07 Sep Rough Sleeping as an ‘Abuse/Misuse’ of the EU right to Freedom of Movement
The Home Office (Secretary of State for the Home Department) has for at least one and half years now been operating a policy to remove rough sleeping EU nationals on the basis that rough sleeping is an abuse of rights under the EU Treaty.
Connie Sozi, Associate Solicitor at Deighton Pierce Glynn and Jean Demars, a Visiting Researcher at Goldsmiths, University of London, a 2015 Clore Social Leadership Fellow and former Housing Lead at Praxis Community Projects (2012-15), obtained Trust for London funding to conduct empirical research into the operation of the policy. The report ‘Rough Sleeping as an ‘Abuse/Misuse’ of the right to Freedom of Movement’, sets out the findings of the research.
The report suggests that the UK is the only member state that has removed persons on grounds of rough sleeping; that hundreds have been removed on this basis; several of those interviewed had jobs; that pilot schemes to remove deemed rough sleepers have been existence since late 2015- prior to inclusion of rough sleeping into Home Office policy; and that some homeless organisations have collaborated with the Home Office in the removal process. Those organisations were offered an opportunity to respond. Any such responses can be found here, and the Thamesreach paper and FEANTSA’s declaration.

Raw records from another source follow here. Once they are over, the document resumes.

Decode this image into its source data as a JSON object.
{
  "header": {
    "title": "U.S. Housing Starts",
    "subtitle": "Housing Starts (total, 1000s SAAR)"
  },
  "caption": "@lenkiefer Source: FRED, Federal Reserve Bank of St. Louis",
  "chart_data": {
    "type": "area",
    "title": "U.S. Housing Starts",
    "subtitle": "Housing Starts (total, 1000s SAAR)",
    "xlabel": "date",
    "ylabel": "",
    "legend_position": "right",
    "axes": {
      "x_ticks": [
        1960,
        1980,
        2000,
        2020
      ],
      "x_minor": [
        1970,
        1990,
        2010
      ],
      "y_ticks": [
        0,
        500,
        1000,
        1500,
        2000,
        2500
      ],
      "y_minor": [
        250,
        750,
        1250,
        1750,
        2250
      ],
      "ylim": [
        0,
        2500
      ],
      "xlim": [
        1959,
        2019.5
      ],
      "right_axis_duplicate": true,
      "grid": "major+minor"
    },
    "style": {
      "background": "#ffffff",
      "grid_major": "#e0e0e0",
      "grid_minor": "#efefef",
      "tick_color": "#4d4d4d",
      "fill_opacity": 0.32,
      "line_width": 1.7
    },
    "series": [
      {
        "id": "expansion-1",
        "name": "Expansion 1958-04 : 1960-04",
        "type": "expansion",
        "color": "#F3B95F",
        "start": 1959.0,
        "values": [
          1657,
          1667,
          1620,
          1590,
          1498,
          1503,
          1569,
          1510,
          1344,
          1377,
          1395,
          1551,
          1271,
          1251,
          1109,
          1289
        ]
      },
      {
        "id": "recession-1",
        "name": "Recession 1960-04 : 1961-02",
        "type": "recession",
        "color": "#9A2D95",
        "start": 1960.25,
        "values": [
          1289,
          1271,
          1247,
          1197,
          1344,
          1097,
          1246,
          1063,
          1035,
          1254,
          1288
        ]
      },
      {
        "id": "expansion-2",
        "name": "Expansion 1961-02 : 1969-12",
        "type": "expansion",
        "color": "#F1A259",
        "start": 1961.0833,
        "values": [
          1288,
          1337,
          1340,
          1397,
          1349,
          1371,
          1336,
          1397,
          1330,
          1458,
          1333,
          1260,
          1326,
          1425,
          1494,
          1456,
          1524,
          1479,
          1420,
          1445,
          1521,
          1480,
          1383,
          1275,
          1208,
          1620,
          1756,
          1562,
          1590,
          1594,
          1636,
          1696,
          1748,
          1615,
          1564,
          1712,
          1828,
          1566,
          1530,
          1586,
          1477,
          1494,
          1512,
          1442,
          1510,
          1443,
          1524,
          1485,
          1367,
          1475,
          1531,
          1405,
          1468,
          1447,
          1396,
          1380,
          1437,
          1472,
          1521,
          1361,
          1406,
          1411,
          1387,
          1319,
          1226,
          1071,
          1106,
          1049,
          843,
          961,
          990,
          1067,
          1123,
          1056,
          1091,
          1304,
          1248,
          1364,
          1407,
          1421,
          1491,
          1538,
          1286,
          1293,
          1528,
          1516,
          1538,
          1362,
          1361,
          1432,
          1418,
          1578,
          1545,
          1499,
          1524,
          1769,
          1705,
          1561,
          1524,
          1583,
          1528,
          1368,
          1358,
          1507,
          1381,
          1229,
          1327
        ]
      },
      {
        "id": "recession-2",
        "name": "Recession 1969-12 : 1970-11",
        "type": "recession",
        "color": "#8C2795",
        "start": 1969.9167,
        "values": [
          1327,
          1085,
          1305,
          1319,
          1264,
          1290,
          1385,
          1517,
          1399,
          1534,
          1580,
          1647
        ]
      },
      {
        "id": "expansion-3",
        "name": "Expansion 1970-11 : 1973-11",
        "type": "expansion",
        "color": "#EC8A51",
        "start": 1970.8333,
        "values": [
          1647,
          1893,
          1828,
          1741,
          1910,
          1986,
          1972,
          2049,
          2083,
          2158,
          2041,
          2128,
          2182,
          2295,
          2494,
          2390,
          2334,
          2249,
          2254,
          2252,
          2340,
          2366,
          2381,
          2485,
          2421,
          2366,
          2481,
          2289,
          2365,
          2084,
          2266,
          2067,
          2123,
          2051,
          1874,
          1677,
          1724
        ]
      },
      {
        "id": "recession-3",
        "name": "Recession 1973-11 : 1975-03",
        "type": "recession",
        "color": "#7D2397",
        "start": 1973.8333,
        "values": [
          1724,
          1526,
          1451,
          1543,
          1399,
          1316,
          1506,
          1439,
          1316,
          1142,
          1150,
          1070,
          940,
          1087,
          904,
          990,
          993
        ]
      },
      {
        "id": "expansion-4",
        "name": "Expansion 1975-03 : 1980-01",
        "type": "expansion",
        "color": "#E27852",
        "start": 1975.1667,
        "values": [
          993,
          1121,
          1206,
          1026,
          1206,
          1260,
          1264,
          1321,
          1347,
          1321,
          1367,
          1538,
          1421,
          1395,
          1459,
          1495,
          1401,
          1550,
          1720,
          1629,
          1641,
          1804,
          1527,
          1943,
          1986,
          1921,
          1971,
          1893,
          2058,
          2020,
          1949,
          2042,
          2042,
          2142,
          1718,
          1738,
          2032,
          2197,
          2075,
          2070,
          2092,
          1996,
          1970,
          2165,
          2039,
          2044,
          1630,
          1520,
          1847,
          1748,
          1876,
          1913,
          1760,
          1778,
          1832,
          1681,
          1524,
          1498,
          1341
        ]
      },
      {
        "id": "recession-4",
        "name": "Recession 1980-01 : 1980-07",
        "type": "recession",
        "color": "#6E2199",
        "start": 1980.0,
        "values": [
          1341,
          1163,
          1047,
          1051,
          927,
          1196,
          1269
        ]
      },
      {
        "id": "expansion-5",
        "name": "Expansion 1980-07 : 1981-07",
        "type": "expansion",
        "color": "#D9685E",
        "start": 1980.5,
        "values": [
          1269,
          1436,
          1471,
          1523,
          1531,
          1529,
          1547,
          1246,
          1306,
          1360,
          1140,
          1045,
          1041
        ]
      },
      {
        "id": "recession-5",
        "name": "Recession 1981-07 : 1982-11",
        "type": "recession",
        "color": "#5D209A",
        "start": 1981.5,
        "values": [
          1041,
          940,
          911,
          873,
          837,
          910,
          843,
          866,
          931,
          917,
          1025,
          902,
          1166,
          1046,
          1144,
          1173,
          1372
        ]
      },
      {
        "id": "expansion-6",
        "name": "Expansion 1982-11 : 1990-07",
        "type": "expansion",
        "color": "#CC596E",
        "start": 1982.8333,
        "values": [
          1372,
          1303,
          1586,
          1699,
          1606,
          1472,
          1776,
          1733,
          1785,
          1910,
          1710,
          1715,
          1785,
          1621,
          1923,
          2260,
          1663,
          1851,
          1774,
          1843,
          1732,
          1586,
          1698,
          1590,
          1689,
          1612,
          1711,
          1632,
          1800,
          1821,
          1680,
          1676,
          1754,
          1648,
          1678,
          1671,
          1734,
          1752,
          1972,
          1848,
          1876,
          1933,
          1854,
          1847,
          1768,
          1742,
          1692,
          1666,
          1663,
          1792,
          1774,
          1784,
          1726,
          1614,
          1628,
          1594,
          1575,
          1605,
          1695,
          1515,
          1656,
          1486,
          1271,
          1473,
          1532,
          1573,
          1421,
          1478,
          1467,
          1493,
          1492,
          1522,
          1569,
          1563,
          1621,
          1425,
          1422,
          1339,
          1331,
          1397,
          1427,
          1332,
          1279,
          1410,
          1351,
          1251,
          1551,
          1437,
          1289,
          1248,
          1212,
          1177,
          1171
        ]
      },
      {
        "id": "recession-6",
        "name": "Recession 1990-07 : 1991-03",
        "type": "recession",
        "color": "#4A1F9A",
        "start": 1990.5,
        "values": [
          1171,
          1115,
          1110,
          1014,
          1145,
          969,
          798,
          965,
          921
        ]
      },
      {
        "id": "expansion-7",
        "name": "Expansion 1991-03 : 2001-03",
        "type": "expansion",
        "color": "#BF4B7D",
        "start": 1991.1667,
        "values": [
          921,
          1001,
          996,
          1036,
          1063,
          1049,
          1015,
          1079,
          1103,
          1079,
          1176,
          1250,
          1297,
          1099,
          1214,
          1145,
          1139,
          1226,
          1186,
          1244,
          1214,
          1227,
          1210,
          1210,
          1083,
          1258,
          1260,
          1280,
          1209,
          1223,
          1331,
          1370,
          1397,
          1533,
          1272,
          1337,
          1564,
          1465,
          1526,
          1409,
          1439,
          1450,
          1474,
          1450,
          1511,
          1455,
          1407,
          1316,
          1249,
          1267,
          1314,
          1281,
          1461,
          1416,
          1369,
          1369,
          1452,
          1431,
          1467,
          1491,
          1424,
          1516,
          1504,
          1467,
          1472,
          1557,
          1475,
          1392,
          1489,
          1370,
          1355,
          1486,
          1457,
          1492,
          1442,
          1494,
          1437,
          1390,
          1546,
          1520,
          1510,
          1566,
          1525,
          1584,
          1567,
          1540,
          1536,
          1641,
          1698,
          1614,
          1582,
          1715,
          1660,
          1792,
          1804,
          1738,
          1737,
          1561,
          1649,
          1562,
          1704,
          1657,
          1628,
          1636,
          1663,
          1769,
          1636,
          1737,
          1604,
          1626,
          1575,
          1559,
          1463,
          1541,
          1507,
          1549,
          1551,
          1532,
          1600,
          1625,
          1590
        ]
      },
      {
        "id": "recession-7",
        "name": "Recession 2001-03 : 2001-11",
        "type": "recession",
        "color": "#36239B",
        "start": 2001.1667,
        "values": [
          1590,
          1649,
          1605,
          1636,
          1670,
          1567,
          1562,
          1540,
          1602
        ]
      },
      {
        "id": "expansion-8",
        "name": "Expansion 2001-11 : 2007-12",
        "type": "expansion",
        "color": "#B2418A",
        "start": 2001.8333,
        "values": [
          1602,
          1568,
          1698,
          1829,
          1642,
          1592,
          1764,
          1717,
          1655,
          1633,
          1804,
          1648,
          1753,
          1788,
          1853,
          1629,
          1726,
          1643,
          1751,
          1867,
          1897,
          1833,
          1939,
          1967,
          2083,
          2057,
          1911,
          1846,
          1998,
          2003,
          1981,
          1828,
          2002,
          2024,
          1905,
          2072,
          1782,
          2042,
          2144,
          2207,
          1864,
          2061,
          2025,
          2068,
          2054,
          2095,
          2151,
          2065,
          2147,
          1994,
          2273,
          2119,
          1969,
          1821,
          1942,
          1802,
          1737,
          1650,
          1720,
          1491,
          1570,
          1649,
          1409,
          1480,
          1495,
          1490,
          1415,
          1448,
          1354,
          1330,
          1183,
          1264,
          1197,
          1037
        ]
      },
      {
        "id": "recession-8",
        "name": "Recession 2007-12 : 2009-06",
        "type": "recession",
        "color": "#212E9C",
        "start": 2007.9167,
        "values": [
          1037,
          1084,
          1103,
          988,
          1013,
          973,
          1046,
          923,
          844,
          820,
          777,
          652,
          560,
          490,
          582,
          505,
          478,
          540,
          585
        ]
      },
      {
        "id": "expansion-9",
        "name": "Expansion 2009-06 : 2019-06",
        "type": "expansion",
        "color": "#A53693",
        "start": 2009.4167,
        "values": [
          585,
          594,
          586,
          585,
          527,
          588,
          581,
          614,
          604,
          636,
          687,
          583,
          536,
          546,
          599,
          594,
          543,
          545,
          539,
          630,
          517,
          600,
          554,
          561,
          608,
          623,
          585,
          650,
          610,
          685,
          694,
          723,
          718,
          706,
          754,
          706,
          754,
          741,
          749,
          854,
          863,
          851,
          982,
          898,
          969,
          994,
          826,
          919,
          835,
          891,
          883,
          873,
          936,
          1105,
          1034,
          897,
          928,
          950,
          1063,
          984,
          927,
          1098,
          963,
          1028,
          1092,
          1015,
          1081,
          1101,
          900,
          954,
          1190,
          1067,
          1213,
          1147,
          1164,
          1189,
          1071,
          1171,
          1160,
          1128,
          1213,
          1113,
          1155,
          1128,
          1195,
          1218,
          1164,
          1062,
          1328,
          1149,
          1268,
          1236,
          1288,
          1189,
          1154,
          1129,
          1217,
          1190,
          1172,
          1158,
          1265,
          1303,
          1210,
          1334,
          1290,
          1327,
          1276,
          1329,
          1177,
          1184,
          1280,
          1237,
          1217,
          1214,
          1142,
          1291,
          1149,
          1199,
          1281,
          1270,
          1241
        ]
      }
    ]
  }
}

Rough sleeping in the Home Office policy is defined as: ‘sleeping, about to bed down (sitting on or in or standing next to their bedding) or actually bedded down, on the street or in other open spaces or locations not designed for habitation, such as doorways, stairwells, parks or derelict buildings’.
Where individuals are encountered on the streets by the Home Office they are served with removal notices and detained in immigration removal centres. The Home Office does not advise them about the significance of the decisions nor about their right to appeal to the First Tier Tribunal (Immigration and Asylum Chamber). The effect of this is that those who fail to appeal are removed from the UK. Those who are fortunate to get advice and appeal are likely to win their cases. Our experience suggests that judges are finding these decisions to be disproportionate as the Home Office is failing to take into account relevant information. For instance the Home Office has in some cases we have come across disregarded explanations provided for the rough sleeping e.g. unlawful eviction. In other cases it has wrongly perceived individuals to be rough sleeping simply by virtue of being found in a group of EU nationals, at night, without bedding, not sleeping or about to bed down. In other cases the Home Office has served removal notices, decided not to detain but has retained identity documents thus frustrating the concerned individual’s attempts to find work and resolve their situation.
As a member of the EU, the UK is entitled to take any measures it considers necessary to prevent abuse of rights in its territory. However decisions made on this basis have to amount to actual abuse and have to be proportionate, taking into account the individual’s personal circumstances. The question we have focused on most, in judicial review challenges, has been whether the Home Office’s interpretation of rough sleeping as an abuse of EU rights is right in law. Our understanding of the law is that it is not.
Public Interest Law Unit at Lambeth Law Centre have obtained permission in the High Court in a number of cases to challenge the policy- Gureckis & Ors. Please see order granting permission here.
Deighton Pierce Glynn have applied to be joined to these cases; and are currently pursuing a number of damages claims arising from these decisions. Connie Sozi, Sue Willman or Zubier Yazdani are instructed in these cases.